Она замолчала, потрогала бокал рукой, похлопала сверху по ободку ладонью, сказала:
— Ты чего не наливаешь? Не нравится?
— Не хочется уже.
— А есть хочешь? У меня, правда, обеда нет, но вот, — она встала и все из того же шкафа достала тарелку с песочным пирожным, — съешь, вчера брала. Я сама не особенная мастерица печь, но сладкое люблю. За те два года, что с мужем здесь прожили, я готовить немного научилась, а потом, когда одна осталась, разучилась быстро, — она усмехнулась. — А напитки делаю: в саду ягода, так поневоле.
— А вы работаете, — сказал я, надкусывая пирожное, — там же, в школе?
— Нет, не в школе, — ответила она быстро и отрывисто. — Нигде.
— А-а, — протянул я и положил пирожное на тарелку.
— Что, не вкусное?
— Вкусное.
— Тогда что?
— Так.
— Что так? — нетерпеливо сказала она. — Ну?
— Да ничего, — пожал я плечами. — Так просто спросил.
— Ну, если просто… Может, еще чего хочешь спросить?
Я внимательно на нее посмотрел: смеется или серьезно? Во всяком случае, была очевидна какая-то неловкость. «Вот и разговаривай потом с женщиной, выслушивай», — подумал я, и — здесь опять вошло все: о Марте, и предстоящее завтра сидение за занавеской, и Алексей Михайлович с этим своим загадочным бывшим другом и с этой женщиной из письма… И вообще: какая-то нелепость этих последних дней ощутилась явно. И нелепость моего сидения здесь, и этого разговора — ненужного, лишнего, а в свете последних событий так и совсем излишнего. «Что они все от меня хотят — все разом, и все навалились. Я, наверное, мягкотелый, не личность, если я им только как слушатель и исполнитель нужен. А они мне нужны? — вот вопрос. Никто из них такого вопроса себе не задает — им некогда, у них дела. Так хоть я задам. Нужен. Нужен. Всем нужен».
Но, сказав это себе, это последнее, я вдруг запнулся, и такое у меня возникло чувство, что я что-то забыл, что-то очень важное. А вспомнить не могу.
— Ты что — заснул? — грубовато окликнула меня Ирина Аркадьевна (но грубовато-примирительно, что, собственно, и не таила).

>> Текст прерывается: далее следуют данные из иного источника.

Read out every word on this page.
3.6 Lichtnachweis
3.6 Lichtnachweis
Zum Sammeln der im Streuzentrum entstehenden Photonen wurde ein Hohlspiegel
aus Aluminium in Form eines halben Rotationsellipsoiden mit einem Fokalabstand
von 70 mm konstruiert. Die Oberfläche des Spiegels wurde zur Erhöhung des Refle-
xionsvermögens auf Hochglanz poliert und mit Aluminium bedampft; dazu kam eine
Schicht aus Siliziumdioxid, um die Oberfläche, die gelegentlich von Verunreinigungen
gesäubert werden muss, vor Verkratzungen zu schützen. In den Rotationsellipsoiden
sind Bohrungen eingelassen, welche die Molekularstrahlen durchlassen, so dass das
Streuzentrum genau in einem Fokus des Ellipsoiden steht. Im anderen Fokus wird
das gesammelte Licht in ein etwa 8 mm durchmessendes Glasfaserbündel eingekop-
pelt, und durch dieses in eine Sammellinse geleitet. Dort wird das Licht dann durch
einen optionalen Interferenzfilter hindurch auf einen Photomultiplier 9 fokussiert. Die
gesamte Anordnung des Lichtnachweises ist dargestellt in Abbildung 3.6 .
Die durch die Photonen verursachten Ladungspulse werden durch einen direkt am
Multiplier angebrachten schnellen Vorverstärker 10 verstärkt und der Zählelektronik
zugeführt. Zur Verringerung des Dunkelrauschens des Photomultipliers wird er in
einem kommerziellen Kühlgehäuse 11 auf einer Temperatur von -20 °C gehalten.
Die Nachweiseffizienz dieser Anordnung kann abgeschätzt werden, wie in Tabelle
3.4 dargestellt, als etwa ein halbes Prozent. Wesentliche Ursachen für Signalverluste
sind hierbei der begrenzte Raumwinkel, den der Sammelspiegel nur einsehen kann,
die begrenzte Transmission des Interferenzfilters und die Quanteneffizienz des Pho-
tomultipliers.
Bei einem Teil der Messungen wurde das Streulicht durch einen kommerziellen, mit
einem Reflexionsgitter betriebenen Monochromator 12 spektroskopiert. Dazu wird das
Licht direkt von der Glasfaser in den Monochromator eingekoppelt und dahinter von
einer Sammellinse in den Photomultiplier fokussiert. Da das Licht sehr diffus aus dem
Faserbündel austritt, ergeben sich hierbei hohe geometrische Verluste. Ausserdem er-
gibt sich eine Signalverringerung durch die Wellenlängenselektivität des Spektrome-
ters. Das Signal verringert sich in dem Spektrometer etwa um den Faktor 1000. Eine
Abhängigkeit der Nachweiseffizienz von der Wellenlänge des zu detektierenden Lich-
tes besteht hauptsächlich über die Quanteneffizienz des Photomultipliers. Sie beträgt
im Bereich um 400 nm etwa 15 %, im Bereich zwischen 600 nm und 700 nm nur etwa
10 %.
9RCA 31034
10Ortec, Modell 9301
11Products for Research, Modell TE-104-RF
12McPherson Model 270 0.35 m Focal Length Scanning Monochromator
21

— Нет, я так… думал… — но я не договорил, потому что вспомнил, уж не знаю в какой связи, что она будет стоять на улице, на самой середине, и будет кричать, чтобы кто-нибудь откликнулся, потому что ей необходимо быть нужной; и подойдет мальчик, кажется, и спросит: «Что у вас болит?» — а она скажет, что ничего, а он… что у него есть мама.
— А у вас есть мама? — спросил я.
— Что? А — нет. Мама умерла рано, я только замуж вышла, и она умерла. Еще до войны. А отца у меня не было… вообще. Я помню, что…
— Постойте, постойте, — остановил я ее вдруг и вдруг вспомнил. Нет, не улица, и не крик, и не мальчик, а другое:
— Так, получается, что в войну были, это… ну, поэт-переводчик? И не работали, и выступали где-то?..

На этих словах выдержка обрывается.